How to Start a Speech
WRITTEN July 24, 2014
Preparing to communicate effectively (for example: Starting a Speech) means that it will take more time in preparation than it will in delivery.
Just like in the painting world, where preparation time is greater than actual paint time. Remember, preparing is extremely important if you want the paint job—or communication—to end up looking like it was done by a professional.
When you are planning and ready to start a speech, or are going to write something, go through these steps to prepare:
1.) Consider Audience / Determine Purpose
Analyze and understand the audience. Think about who you are speaking to, and what you want them to learn. Ask yourself:
- Why am I presenting?
- What do I want them to know or do after the presentation?
- Over-Simplify It: I want you to __________.
2.) Gather Information
- Think. Brainstorm for ideas. What do you want to say? What do you want them to know?
- Research the topic to explore more. You are planning a speech, find out who else is talking about this, and why.
- Gather evidence for support (Statistics, Testimonials, Anecdotes, Analogies, etc).
- Organize – Figure out your main points and show your audience that you care by putting the material in an order that will make sense.
3.) Plan – Compose Notes / Draft
Write freely and quickly – the first draft is for content. Make sure you have everything in it that you want them to know. It can and will be revised and edited.
- Define your opening statement.
- Use the information compiled during planning.
- Set up your conclusion.
You should also do a second draft and focus more on the presenting. If the first draft is content, the second draft is style. During this edit:
- Decide what content works to support your topic.
- Remove things that drag you away from your focus.
- Build a coherent narrative to present what you want to say.
4.) Practice, Deliver, Revise
- Present the speech.
- Listen for consistent tone.
- Edit and refine. Take out words and sentences if they are not necessary. You can still keep the same meaning and spirit, just don’t drag it out. Brevity is good.
- Check for clarity. If you listened to this speech, would you be clear on what to do with the information?
- Verify word choice. Use audience-appropriate / user-friendly language.
- Improve style. Re-position points to improve the flow of information.
- Practice using your visuals. Visuals are meant to enhance your speech. Make sure they support your topic and do not distract the audience from you, and what you are saying.

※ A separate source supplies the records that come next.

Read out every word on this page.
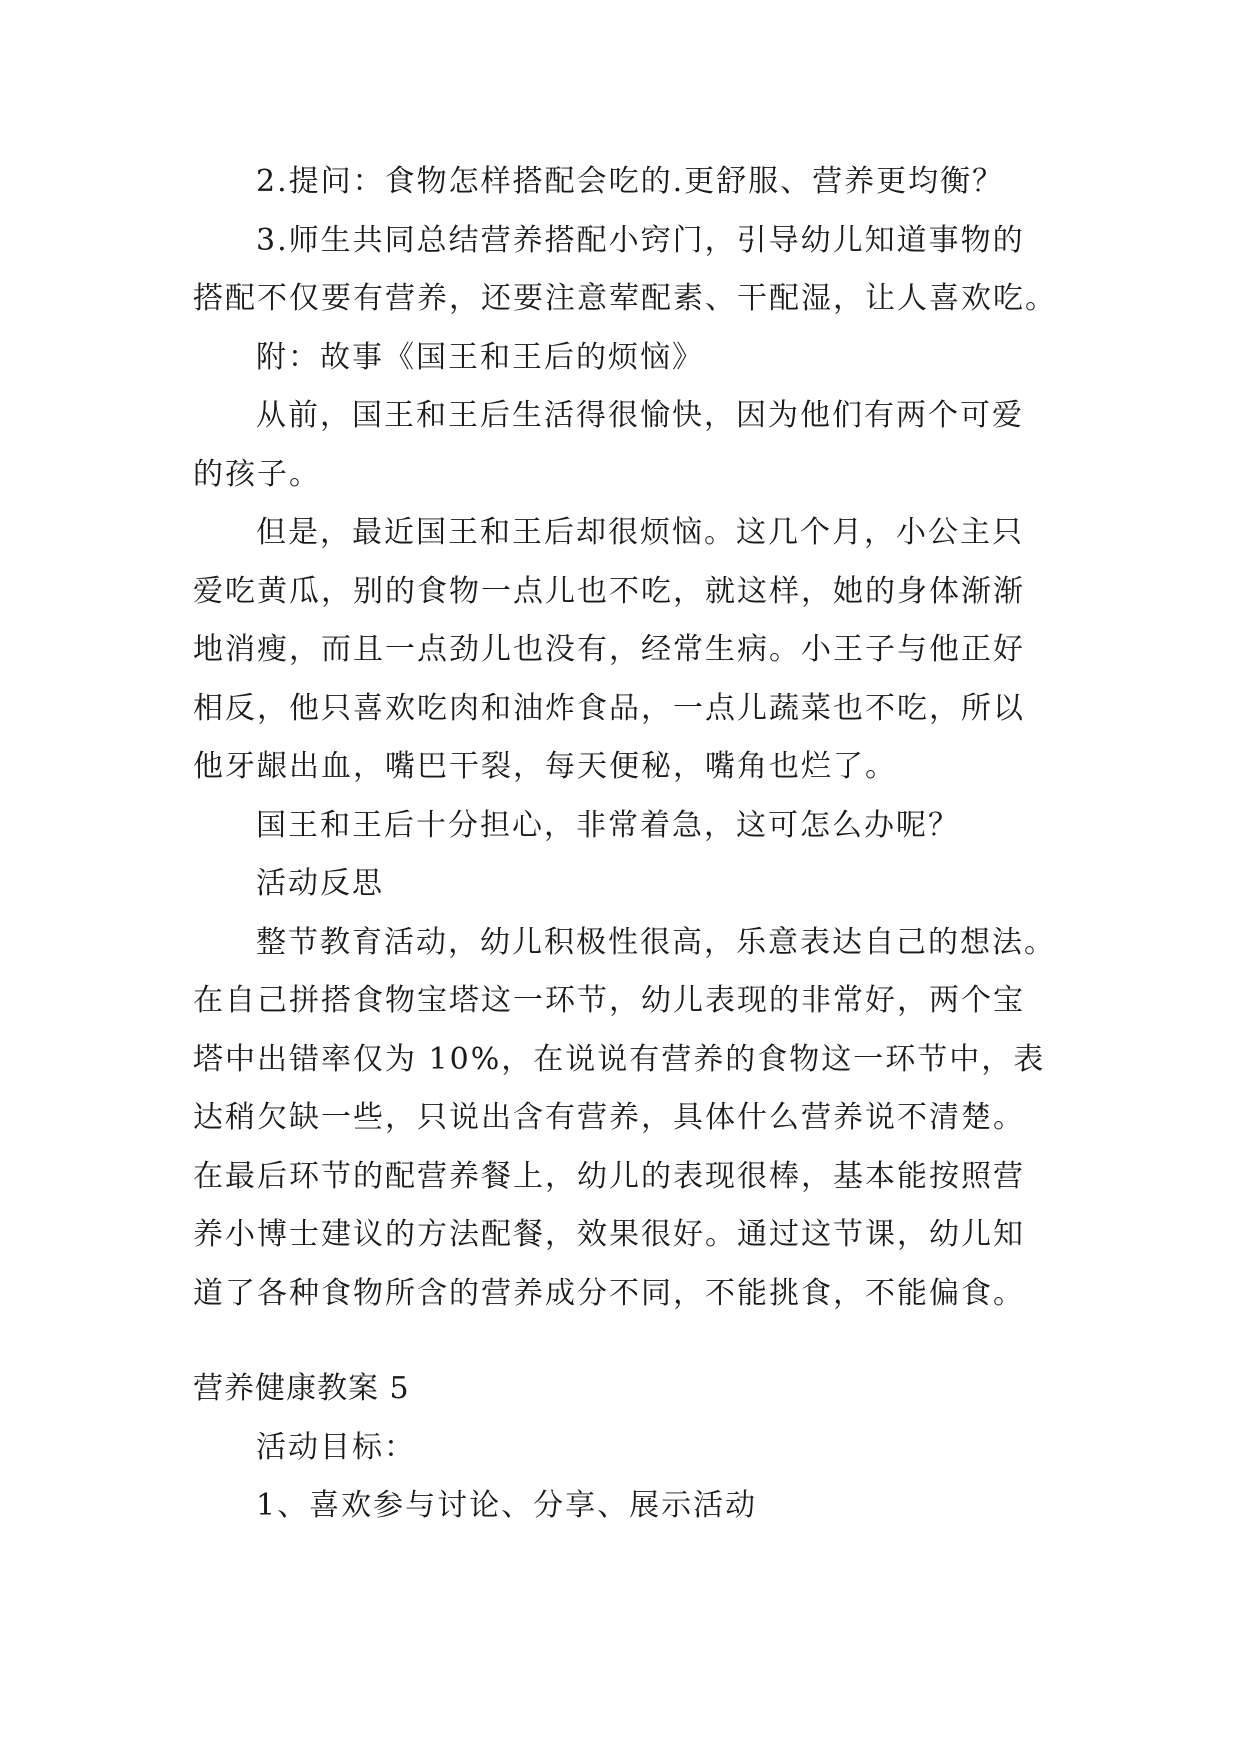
2.提问：食物怎样搭配会吃的.更舒服、营养更均衡？
3.师生共同总结营养搭配小窍门，引导幼儿知道事物的
搭配不仅要有营养，还要注意荤配素、干配湿，让人喜欢吃。
附：故事《国王和王后的烦恼》
从前，国王和王后生活得很愉快，因为他们有两个可爱
的孩子。
但是，最近国王和王后却很烦恼。这几个月，小公主只
爱吃黄瓜，别的食物一点儿也不吃，就这样，她的身体渐渐
地消瘦，而且一点劲儿也没有，经常生病。小王子与他正好
相反，他只喜欢吃肉和油炸食品，一点儿蔬菜也不吃，所以
他牙龈出血，嘴巴干裂，每天便秘，嘴角也烂了。
国王和王后十分担心，非常着急，这可怎么办呢？
活动反思
整节教育活动，幼儿积极性很高，乐意表达自己的想法。
在自己拼搭食物宝塔这一环节，幼儿表现的非常好，两个宝
塔中出错率仅为 10%，在说说有营养的食物这一环节中，表
达稍欠缺一些，只说出含有营养，具体什么营养说不清楚。
在最后环节的配营养餐上，幼儿的表现很棒，基本能按照营
养小博士建议的方法配餐，效果很好。通过这节课，幼儿知
道了各种食物所含的营养成分不同，不能挑食，不能偏食。
营养健康教案 5
活动目标：
1、喜欢参与讨论、分享、展示活动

- Present the speech – again. Fine someone to watch your presentation. Use a “test” audience, if you can, or even just a voice or video recorder.
We all have times when we need to speak in public. Whether you are talking in a team meeting (online or in the office) or presenting in front of a larger audience, make sure you are prepared. Follow the tips outlined here and with thorough preparation and practice, you will perform exceptionally well.